Guatemalan Genocide activists Rosalina Tuyuc Velasquez and Marvyn Perez delivered impassioned remarks urging accountability and collective healing at the keynote presentation of the conference “A ‘Conflict?’ Genocide and Resistance in Guatemala” on Monday night.
Tuyuc is a Mayan human rights activist and the first indigenous woman to be elected to Guatemalan Congress. Her father and husband were forcibly disappeared during the genocide and believed to be murdered. She founded the National Association of Guatemalan Widows (CONAVIGUA), which is a leading human rights organization that focuses on peaceful resistance, equality for women and fighting impunity.
Tuyuc began her speech by asking all in attendance to stand and give a round of applause in honor of the victims of the genocide.
“They died with dignity and the hope that someday in our country there will be change,” she said. “Their blood will serve to create peace in this world.”
In her remarks, Tuyuc emphasized that indigenous communities have always been active participants and leaders in their own destinies, despite being excluded from public administration and leadership. The genocide was the state’s attempt to “totally annihilate” indigenous people, yet the people found ways to resist by working together – young and old, civilians and activists alike.
Even now, the fight continues to “not go backwards,” Tuyuc said. Though society is generally more aware of the genocide than they were 20 years ago, the state still resists calling it a “genocide” and doesn’t want to listen to victims. Organizations that helped in the immediate aftermath of the genocide have begun to pull out of Guatemala, thinking their work is done, when Guatemalans are still struggling for collective healing and justice.
“Human rights are universal. Truth is universal. The right to life is universal,” she said. “The voices of the dead have spoken.”
Perez spoke next, detailing the ordeal he endured as a teenager and for which he is still searching for justice.
He and 15 other high school students were kidnapped, interrogated by both civilian and military police and tortured for two weeks, all for simply asking Guatemalan officials for more teachers and school supplies. Though Perez and others were eventually released, some of those students have never been found again.
While being detained, Perez said, “I felt a profound cold. I lost hope. I never believed we would come out of that place.”
Perez continues to this day to search for the men who interrogated and tortured him, including one blond man who he believes was not Guatemalan. He has searched official documents, recreated images of what these men looked like, and attempted to trace the chain of command that led to this group of innocent teenagers to be targeted.
“I always find information, little by little,” Perez said.
One audience member asked why it is so important that the Guatemalan conflict be referred to as a “genocide.” Tuyuc said we cannot let the perpetrators live in impunity because it affects future generations.
“Any genocide that occurs must be condemned. No war is acceptable,” Tuyuc said.
Another question was about healing. How can survivors and Guatemala as a whole heal if there is no justice?
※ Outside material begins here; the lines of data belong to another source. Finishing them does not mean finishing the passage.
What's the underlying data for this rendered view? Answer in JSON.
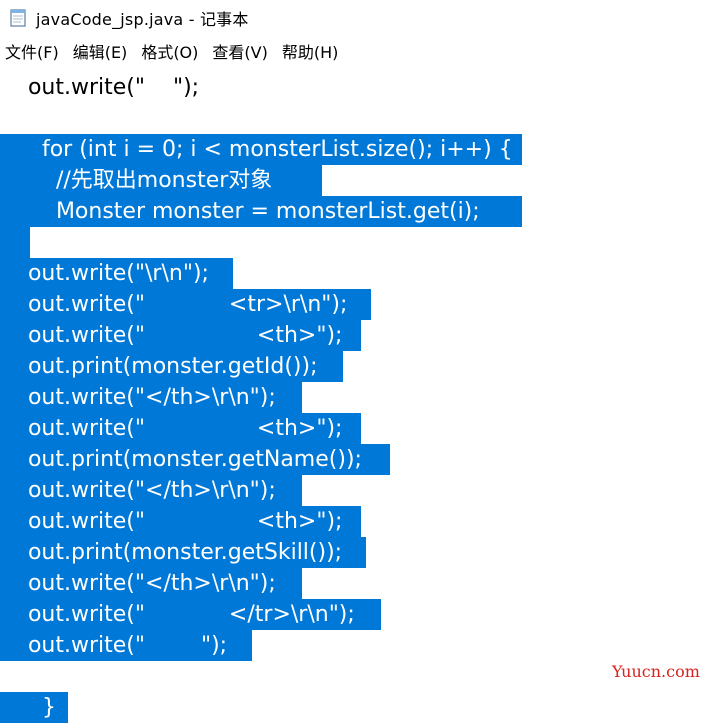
{
  "window": {
    "title": "javaCode_jsp.java - 记事本",
    "icon": "notepad-icon"
  },
  "menu": [
    {
      "label": "文件(F)"
    },
    {
      "label": "编辑(E)"
    },
    {
      "label": "格式(O)"
    },
    {
      "label": "查看(V)"
    },
    {
      "label": "帮助(H)"
    }
  ],
  "editor": {
    "selection_color": "#0078d7",
    "lines": [
      "    out.write(\"    \");",
      "",
      "      for (int i = 0; i < monsterList.size(); i++) {",
      "        //先取出monster对象",
      "        Monster monster = monsterList.get(i);",
      "",
      "    out.write(\"\\r\\n\");",
      "    out.write(\"            <tr>\\r\\n\");",
      "    out.write(\"                <th>\");",
      "    out.print(monster.getId());",
      "    out.write(\"</th>\\r\\n\");",
      "    out.write(\"                <th>\");",
      "    out.print(monster.getName());",
      "    out.write(\"</th>\\r\\n\");",
      "    out.write(\"                <th>\");",
      "    out.print(monster.getSkill());",
      "    out.write(\"</th>\\r\\n\");",
      "    out.write(\"            </tr>\\r\\n\");",
      "    out.write(\"        \");",
      "",
      "      }"
    ]
  },
  "watermark": "Yuucn.com"
}
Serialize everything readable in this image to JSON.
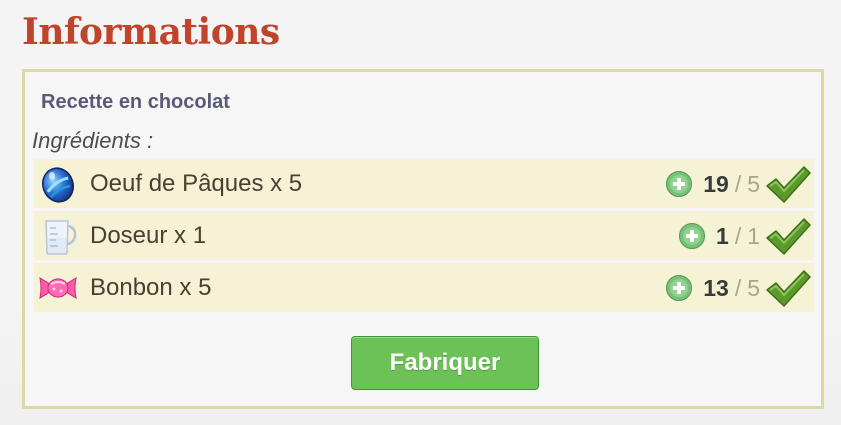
{
  "page": {
    "title": "Informations"
  },
  "recipe": {
    "name": "Recette en chocolat",
    "ingredients_label": "Ingrédients :",
    "items": [
      {
        "name": "Oeuf de Pâques x 5",
        "have": "19",
        "separator": "/",
        "need": "5",
        "icon": "easter-egg-icon"
      },
      {
        "name": "Doseur x 1",
        "have": "1",
        "separator": "/",
        "need": "1",
        "icon": "measuring-cup-icon"
      },
      {
        "name": "Bonbon x 5",
        "have": "13",
        "separator": "/",
        "need": "5",
        "icon": "candy-icon"
      }
    ],
    "craft_button": "Fabriquer"
  },
  "colors": {
    "title": "#c0432b",
    "panel_border": "#dcd9a8",
    "row_bg": "#f5f2d5",
    "button_green": "#6cc257",
    "check_green": "#5a9a2a"
  }
}
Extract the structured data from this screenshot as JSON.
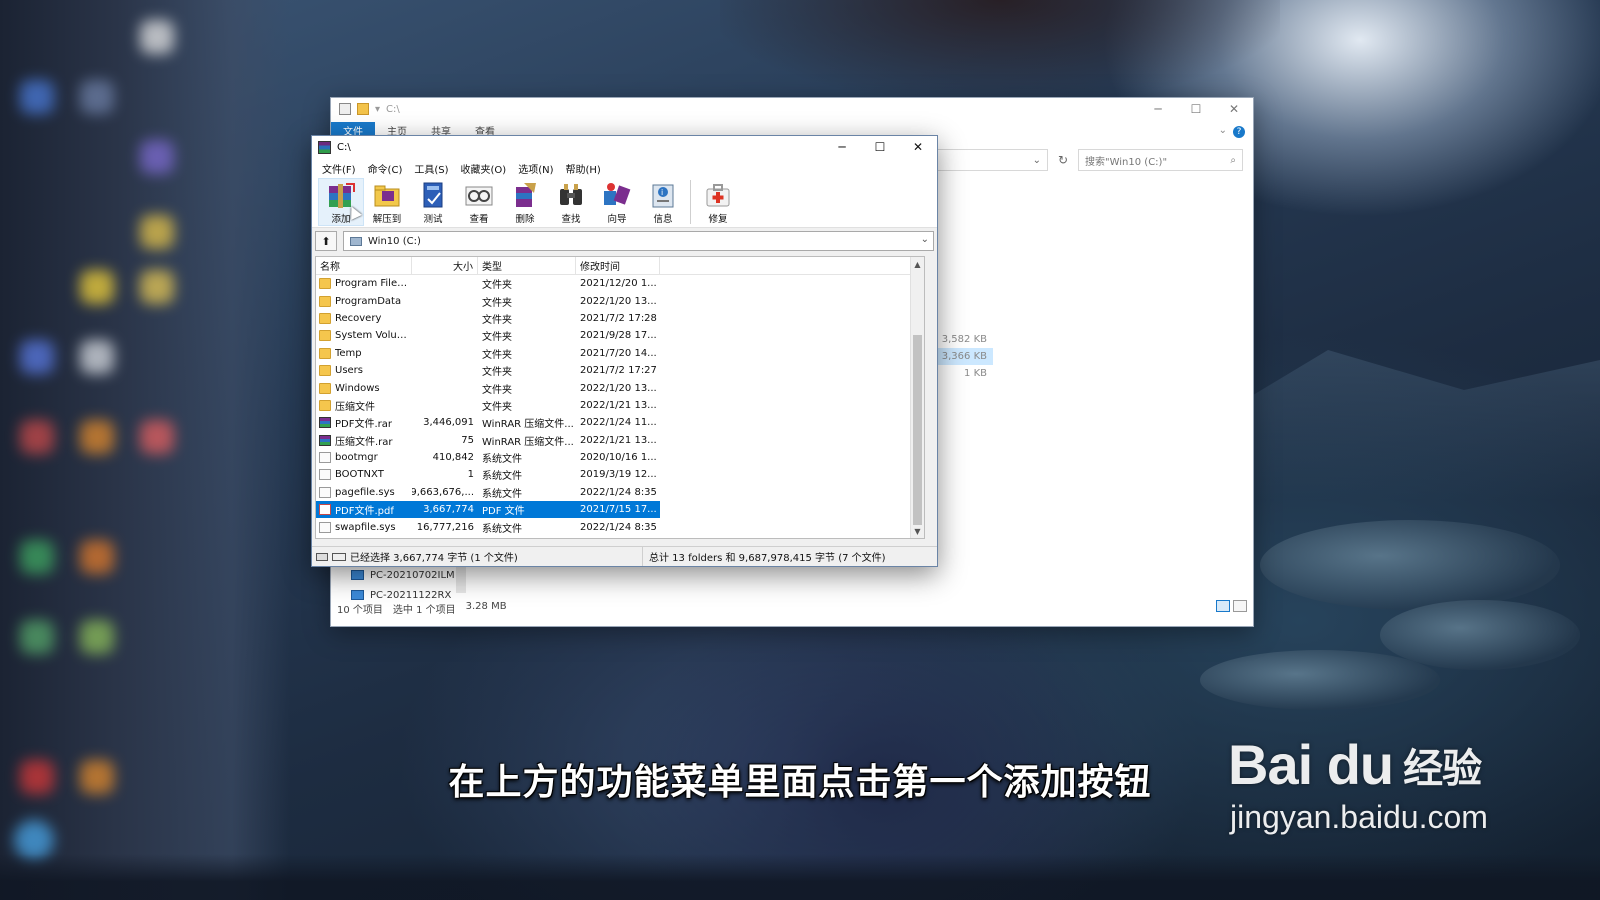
{
  "explorer": {
    "title": "C:\\",
    "ribbon_tabs": [
      "文件",
      "主页",
      "共享",
      "查看"
    ],
    "search_placeholder": "搜索\"Win10 (C:)\"",
    "visible_sizes": [
      "3,582 KB",
      "3,366 KB",
      "1 KB"
    ],
    "nav_items": [
      "PC-20210702ILM",
      "PC-20211122RX"
    ],
    "status": {
      "count": "10 个项目",
      "selected": "选中 1 个项目",
      "size": "3.28 MB"
    }
  },
  "winrar": {
    "title": "C:\\",
    "menu": [
      "文件(F)",
      "命令(C)",
      "工具(S)",
      "收藏夹(O)",
      "选项(N)",
      "帮助(H)"
    ],
    "toolbar": [
      {
        "label": "添加",
        "icon": "add-archive-icon"
      },
      {
        "label": "解压到",
        "icon": "extract-to-icon"
      },
      {
        "label": "测试",
        "icon": "test-icon"
      },
      {
        "label": "查看",
        "icon": "view-icon"
      },
      {
        "label": "删除",
        "icon": "delete-icon"
      },
      {
        "label": "查找",
        "icon": "find-icon"
      },
      {
        "label": "向导",
        "icon": "wizard-icon"
      },
      {
        "label": "信息",
        "icon": "info-icon"
      },
      {
        "label": "修复",
        "icon": "repair-icon"
      }
    ],
    "path": "Win10 (C:)",
    "columns": [
      "名称",
      "大小",
      "类型",
      "修改时间"
    ],
    "files": [
      {
        "name": "Program Files ...",
        "size": "",
        "type": "文件夹",
        "modified": "2021/12/20 1...",
        "kind": "folder"
      },
      {
        "name": "ProgramData",
        "size": "",
        "type": "文件夹",
        "modified": "2022/1/20 13...",
        "kind": "folder"
      },
      {
        "name": "Recovery",
        "size": "",
        "type": "文件夹",
        "modified": "2021/7/2 17:28",
        "kind": "folder"
      },
      {
        "name": "System Volum...",
        "size": "",
        "type": "文件夹",
        "modified": "2021/9/28 17...",
        "kind": "folder"
      },
      {
        "name": "Temp",
        "size": "",
        "type": "文件夹",
        "modified": "2021/7/20 14...",
        "kind": "folder"
      },
      {
        "name": "Users",
        "size": "",
        "type": "文件夹",
        "modified": "2021/7/2 17:27",
        "kind": "folder"
      },
      {
        "name": "Windows",
        "size": "",
        "type": "文件夹",
        "modified": "2022/1/20 13...",
        "kind": "folder"
      },
      {
        "name": "压缩文件",
        "size": "",
        "type": "文件夹",
        "modified": "2022/1/21 13...",
        "kind": "folder"
      },
      {
        "name": "PDF文件.rar",
        "size": "3,446,091",
        "type": "WinRAR 压缩文件...",
        "modified": "2022/1/24 11...",
        "kind": "rar"
      },
      {
        "name": "压缩文件.rar",
        "size": "75",
        "type": "WinRAR 压缩文件...",
        "modified": "2022/1/21 13...",
        "kind": "rar"
      },
      {
        "name": "bootmgr",
        "size": "410,842",
        "type": "系统文件",
        "modified": "2020/10/16 1...",
        "kind": "sys"
      },
      {
        "name": "BOOTNXT",
        "size": "1",
        "type": "系统文件",
        "modified": "2019/3/19 12...",
        "kind": "sys"
      },
      {
        "name": "pagefile.sys",
        "size": "9,663,676,...",
        "type": "系统文件",
        "modified": "2022/1/24 8:35",
        "kind": "sys"
      },
      {
        "name": "PDF文件.pdf",
        "size": "3,667,774",
        "type": "PDF 文件",
        "modified": "2021/7/15 17...",
        "kind": "pdf",
        "selected": true
      },
      {
        "name": "swapfile.sys",
        "size": "16,777,216",
        "type": "系统文件",
        "modified": "2022/1/24 8:35",
        "kind": "sys"
      }
    ],
    "status_left": "已经选择 3,667,774 字节 (1 个文件)",
    "status_right": "总计 13 folders 和 9,687,978,415 字节 (7 个文件)"
  },
  "subtitle": "在上方的功能菜单里面点击第一个添加按钮",
  "watermark": {
    "brand": "Bai du",
    "cn": "经验",
    "url": "jingyan.baidu.com"
  },
  "colors": {
    "selection": "#0078d7",
    "ribbon_active": "#1979ca"
  }
}
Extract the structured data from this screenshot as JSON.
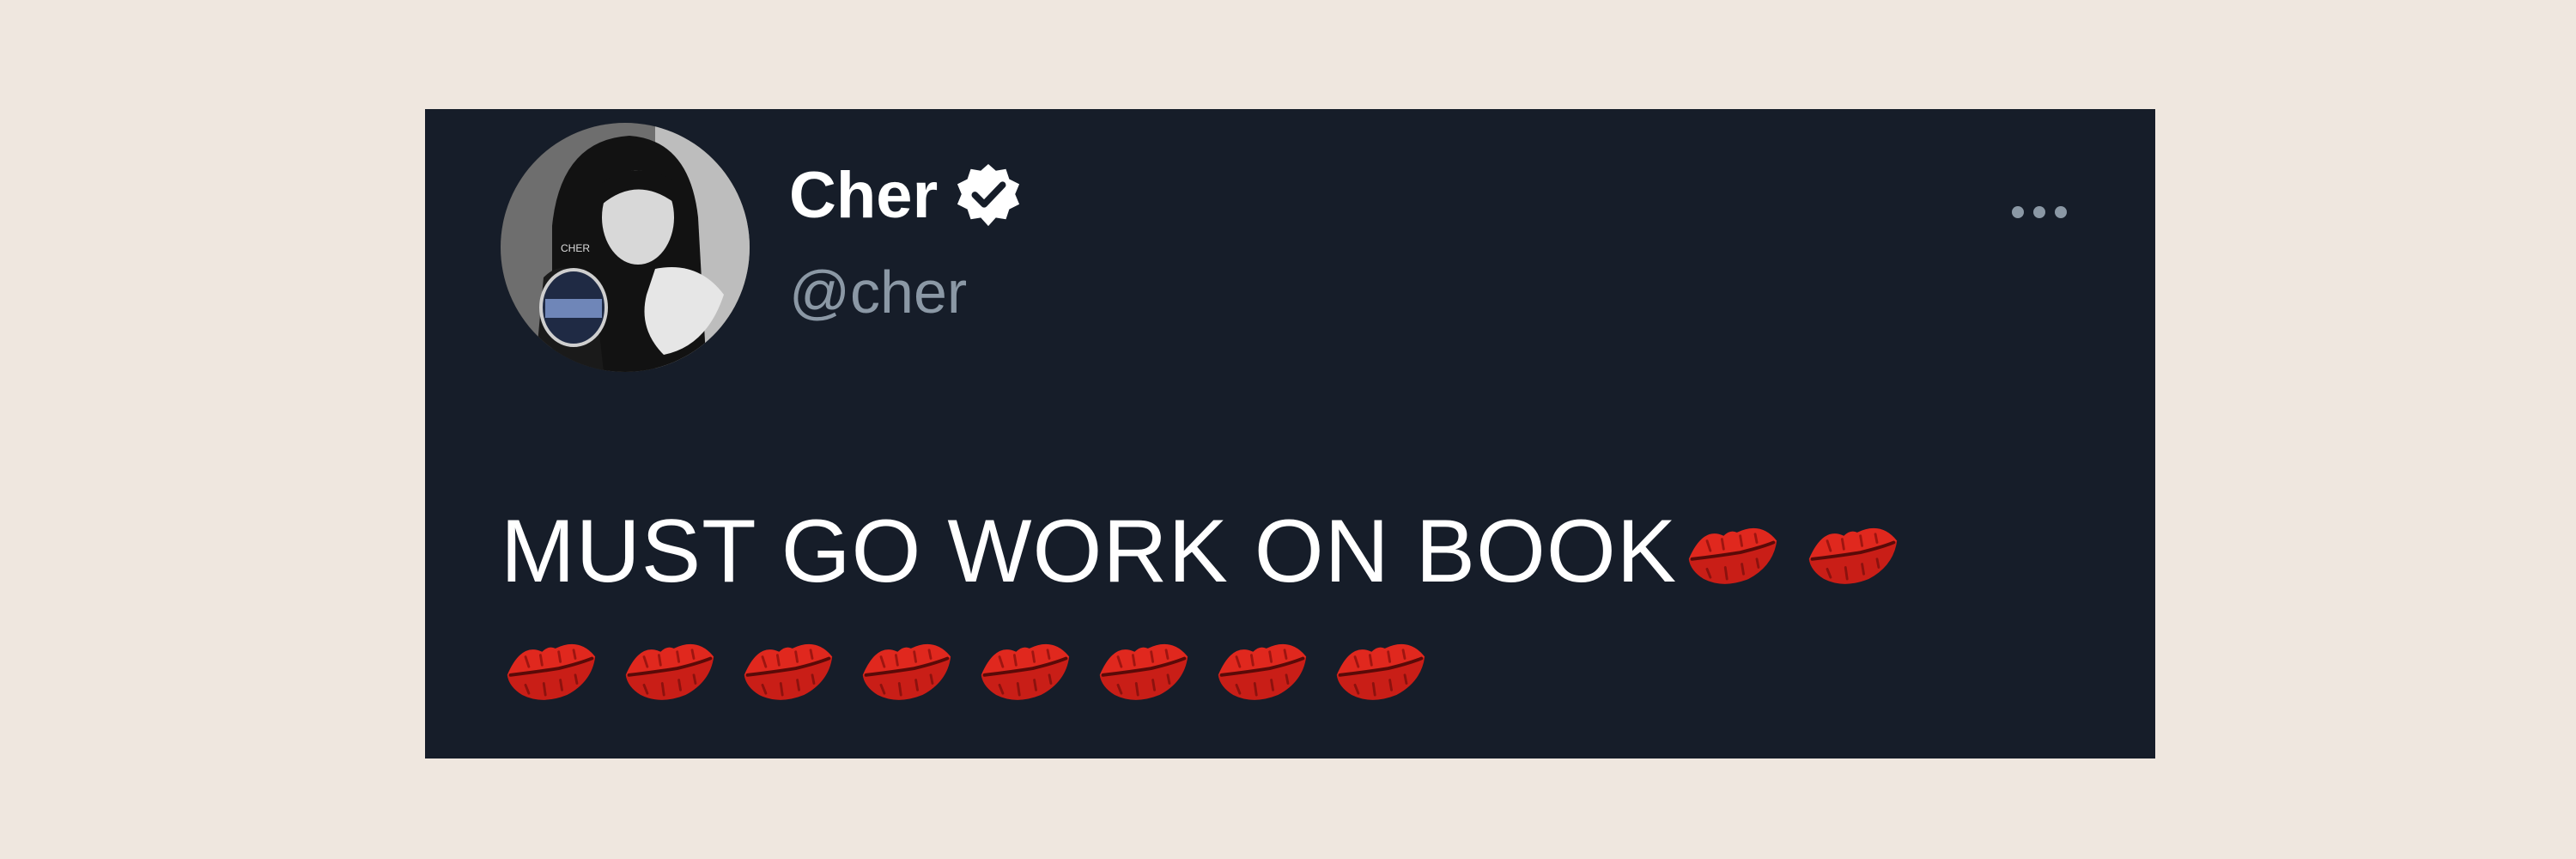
{
  "tweet": {
    "author": {
      "display_name": "Cher",
      "handle": "@cher",
      "verified": true,
      "avatar_icon": "profile-photo-icon"
    },
    "text": "MUST GO WORK ON BOOK",
    "emoji": {
      "name": "kiss-mark-icon",
      "count_line1": 2,
      "count_line2": 8,
      "color": "#e0281e"
    },
    "more_icon": "more-options-icon"
  },
  "colors": {
    "page_background": "#efe7df",
    "card_background": "#161d29",
    "text_primary": "#ffffff",
    "text_secondary": "#8b98a5"
  }
}
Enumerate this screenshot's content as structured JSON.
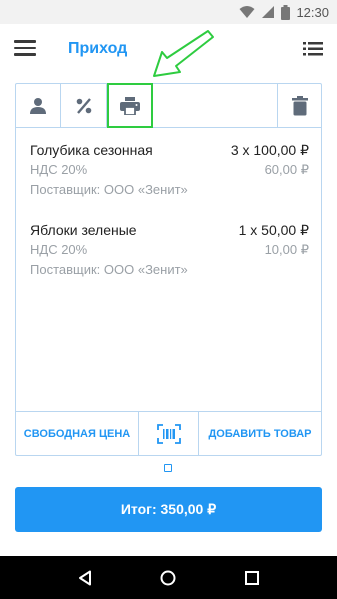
{
  "status_bar": {
    "time": "12:30",
    "icons": [
      "wifi-icon",
      "signal-icon",
      "battery-icon"
    ]
  },
  "app_bar": {
    "title": "Приход",
    "left_icon": "menu-icon",
    "right_icon": "list-icon"
  },
  "toolbar": {
    "buttons": [
      {
        "icon": "person-icon"
      },
      {
        "icon": "percent-icon"
      },
      {
        "icon": "printer-icon"
      },
      {
        "icon": "trash-icon"
      }
    ]
  },
  "items": [
    {
      "name": "Голубика сезонная",
      "qty_price": "3 x 100,00 ₽",
      "vat": "НДС 20%",
      "vat_amount": "60,00 ₽",
      "supplier": "Поставщик: ООО «Зенит»"
    },
    {
      "name": "Яблоки зеленые",
      "qty_price": "1 x 50,00 ₽",
      "vat": "НДС 20%",
      "vat_amount": "10,00 ₽",
      "supplier": "Поставщик: ООО «Зенит»"
    }
  ],
  "bottom_bar": {
    "free_price": "СВОБОДНАЯ ЦЕНА",
    "scan_icon": "barcode-scan-icon",
    "add_product": "ДОБАВИТЬ ТОВАР"
  },
  "total_button": "Итог: 350,00 ₽",
  "colors": {
    "accent": "#2196f3",
    "border": "#b9d6f0",
    "highlight": "#2ecc40",
    "icon_grey": "#5f6b7a",
    "secondary_text": "#9aa0a6"
  },
  "nav_bar": {
    "icons": [
      "back-icon",
      "home-icon",
      "recents-icon"
    ]
  }
}
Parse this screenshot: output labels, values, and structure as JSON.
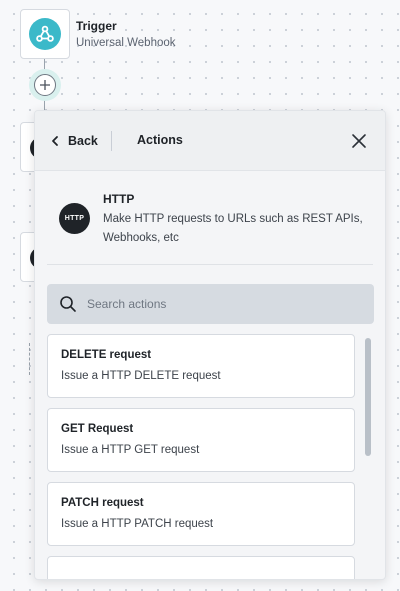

Is healing even possible without justice?
Perez said he believes healing is possible even if the perpetrators have not yet been punished for their crimes. He and other survivors must find a way to heal on their own because there are so many obstacles that make the judicial process take a very long time. They cannot wait for justice to start living fulfilling, meaningful lives.
“You have to have a lot of patience,” he said.
Tuyuc said in the absence of support from the state, survivors have had to help themselves heal. She revealed that she at first felt guilty for her father’s and brother’s disappearances because the army had come to their house looking for her. But through a health program for survivors, she came to understand that it wasn’t her fault. Rape and sexual assault victims who are involved in CONAVIGUA hear a similar message.
“It is not their shame, it is the shame of the perpetrators,” Tuyuc said. "We must have collective healing because the damage affects everyone."